DİVÂNÜ LUGÂTİ’T TÜRK’TE DENİZCİLİK TERİMLERİ TARAMASI
DİVÂNÜ LUGÂTİ’T
TÜRK’TE
DENİZCİLİK
TERİMLERİ TARAMASI
Tayfun TİMOÇİN
Yazar
- Çevirmen
Anadolu
öncesi Türklerin denizcilikle olan ilgileri zaman zaman tartışma konusu
olmaktadır ve konuya ilişkin yeterli veriye sahip olmadığımız söylenir. Ancak, milletlerin,
ilgilendikleri konularla ilgili terim türetmelerinin kaçınılmaz oluşundan
hareketle, Anadolu öncesi Türk dilinin taranması, bize yeterli veriyi sağlayabilir.

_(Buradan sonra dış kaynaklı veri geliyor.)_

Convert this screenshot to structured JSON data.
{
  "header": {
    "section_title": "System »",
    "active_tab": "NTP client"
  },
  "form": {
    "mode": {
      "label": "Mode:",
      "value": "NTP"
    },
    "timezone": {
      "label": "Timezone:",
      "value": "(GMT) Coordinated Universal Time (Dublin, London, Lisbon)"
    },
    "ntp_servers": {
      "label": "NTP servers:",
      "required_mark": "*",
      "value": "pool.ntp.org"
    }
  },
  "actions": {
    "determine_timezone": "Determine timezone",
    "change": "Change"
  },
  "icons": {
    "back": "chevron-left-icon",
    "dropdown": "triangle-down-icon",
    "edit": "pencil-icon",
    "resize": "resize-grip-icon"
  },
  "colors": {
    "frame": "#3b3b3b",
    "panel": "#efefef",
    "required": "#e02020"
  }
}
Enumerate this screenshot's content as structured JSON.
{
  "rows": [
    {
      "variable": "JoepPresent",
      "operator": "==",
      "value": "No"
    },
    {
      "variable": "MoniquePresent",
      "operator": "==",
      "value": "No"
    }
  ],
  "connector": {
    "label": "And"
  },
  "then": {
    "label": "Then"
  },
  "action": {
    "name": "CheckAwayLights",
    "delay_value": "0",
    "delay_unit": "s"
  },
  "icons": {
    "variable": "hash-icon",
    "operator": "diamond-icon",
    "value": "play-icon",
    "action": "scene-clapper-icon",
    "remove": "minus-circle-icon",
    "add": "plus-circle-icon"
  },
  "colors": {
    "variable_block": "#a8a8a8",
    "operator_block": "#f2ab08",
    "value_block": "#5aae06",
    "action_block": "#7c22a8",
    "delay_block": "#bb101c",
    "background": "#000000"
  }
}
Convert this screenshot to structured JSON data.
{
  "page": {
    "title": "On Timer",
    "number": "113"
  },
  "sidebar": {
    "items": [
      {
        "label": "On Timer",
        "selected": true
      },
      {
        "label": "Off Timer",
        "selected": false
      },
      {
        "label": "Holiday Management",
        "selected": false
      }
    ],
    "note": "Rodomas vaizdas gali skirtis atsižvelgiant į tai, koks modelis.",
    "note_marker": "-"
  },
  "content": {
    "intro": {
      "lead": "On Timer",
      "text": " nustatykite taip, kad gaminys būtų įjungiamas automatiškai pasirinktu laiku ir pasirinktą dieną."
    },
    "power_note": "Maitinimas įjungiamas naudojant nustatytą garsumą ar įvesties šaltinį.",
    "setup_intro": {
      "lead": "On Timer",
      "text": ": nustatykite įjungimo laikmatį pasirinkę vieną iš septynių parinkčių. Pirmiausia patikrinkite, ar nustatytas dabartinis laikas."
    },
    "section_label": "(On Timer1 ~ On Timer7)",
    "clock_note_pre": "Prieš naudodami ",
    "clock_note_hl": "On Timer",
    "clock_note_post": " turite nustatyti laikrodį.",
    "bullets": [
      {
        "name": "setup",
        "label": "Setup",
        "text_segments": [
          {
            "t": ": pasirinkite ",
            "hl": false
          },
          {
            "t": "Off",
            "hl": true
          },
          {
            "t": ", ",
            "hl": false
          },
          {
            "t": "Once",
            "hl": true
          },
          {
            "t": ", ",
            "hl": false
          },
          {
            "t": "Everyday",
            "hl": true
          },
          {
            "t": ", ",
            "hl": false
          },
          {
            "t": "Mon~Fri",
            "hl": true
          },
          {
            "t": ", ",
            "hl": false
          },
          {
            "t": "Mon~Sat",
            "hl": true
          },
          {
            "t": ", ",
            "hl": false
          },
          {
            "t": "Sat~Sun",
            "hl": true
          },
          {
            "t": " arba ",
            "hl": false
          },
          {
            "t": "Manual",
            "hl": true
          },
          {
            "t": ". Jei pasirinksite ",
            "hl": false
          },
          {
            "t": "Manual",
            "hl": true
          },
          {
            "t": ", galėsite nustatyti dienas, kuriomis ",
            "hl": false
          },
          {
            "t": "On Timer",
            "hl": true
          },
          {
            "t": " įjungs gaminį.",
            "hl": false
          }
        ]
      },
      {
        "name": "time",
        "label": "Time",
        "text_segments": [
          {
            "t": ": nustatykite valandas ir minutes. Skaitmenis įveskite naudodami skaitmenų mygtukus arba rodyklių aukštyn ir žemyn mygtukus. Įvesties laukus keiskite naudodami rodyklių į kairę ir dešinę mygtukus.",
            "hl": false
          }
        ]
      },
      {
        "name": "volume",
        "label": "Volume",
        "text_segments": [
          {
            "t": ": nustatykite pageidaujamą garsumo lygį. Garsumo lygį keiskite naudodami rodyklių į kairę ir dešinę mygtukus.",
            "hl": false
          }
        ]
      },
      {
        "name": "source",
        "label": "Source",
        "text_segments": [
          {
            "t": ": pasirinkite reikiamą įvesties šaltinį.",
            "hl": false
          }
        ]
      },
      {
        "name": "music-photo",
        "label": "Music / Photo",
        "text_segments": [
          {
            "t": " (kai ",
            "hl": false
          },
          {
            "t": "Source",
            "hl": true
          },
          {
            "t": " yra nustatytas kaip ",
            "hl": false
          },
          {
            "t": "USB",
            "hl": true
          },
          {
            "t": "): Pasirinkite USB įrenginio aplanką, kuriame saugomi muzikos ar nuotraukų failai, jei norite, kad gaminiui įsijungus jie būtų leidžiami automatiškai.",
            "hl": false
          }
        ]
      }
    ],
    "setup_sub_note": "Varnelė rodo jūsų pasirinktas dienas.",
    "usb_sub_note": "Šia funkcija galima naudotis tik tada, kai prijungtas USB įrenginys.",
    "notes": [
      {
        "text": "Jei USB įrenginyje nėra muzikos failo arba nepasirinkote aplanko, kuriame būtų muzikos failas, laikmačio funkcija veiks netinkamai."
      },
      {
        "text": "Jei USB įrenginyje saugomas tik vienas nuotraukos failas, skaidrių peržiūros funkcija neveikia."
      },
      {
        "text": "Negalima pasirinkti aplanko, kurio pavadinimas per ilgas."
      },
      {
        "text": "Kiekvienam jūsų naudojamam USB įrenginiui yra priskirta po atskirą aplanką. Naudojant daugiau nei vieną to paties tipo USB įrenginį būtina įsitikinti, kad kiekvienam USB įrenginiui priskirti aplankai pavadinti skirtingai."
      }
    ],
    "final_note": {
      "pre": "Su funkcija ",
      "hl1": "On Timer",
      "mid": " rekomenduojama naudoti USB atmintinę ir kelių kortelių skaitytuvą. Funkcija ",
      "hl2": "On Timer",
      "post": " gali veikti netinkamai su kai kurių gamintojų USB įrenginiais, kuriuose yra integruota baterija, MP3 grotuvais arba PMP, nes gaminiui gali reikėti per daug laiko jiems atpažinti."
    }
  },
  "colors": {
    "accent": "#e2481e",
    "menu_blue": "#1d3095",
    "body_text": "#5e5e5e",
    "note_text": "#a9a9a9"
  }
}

Bu konuda elimizde çok yeterli ve değeri tartışılmaz bir eser bulunmaktadır:
Divânü Lugâti’t-Türk. Kâşgarlı Mahmûd’un bu dev eseri, 11. yüzyıl öncesi
Türklerin hangi konularla ilgilendikleri, hayatlarında neye öncelik ve değer
verdiklerinin açık kanıt ve izlerini taşır. Bu bağlamda, Türk denizcilik
tarihinin Anadolu öncesi bölümü de, yine Türk dilindeki izler takip edilerek
aydınlığa kavuşturulabilir.
© Tayfun TİMOÇİN - 2016
Anahtar sözcükler: Türk denizcilik
tarihi, denizcilik, Türk Dili, Divânü Lugâti’t-Türk
Türklerin Anadolu’ya gelmeden önce,
denizcilikle ilgilendiklerine ve ilgilenmediklerine dair iki karşıt görüş
vardır. Her ne kadar bu görüşlerden biri (Türklerin Anadolu’ya gelmeden önce
denizcilikle ilgilendikleri tezi), diğeri kadar kanıta sahip değilse de, konu
üzerinde önyargılı davranmadan, serinkanlılıkla çalışmak gerekir. Peşin
hükümlerle hiçbir fikir desteklenemez.
Dil, bir milletin ortak hafızasıdır. Bir
milletin nelerle uğraştığını anlamak, ancak dilini incelemekle mümkün olur. Bir
dile ait iyi bir sözlüğü (lügati) alıp incelediğimizde, o dilin ait olduğu
milletin uğraşları, dertleri, bilgisi hakkında bilgi ve fikir sahibi oluruz.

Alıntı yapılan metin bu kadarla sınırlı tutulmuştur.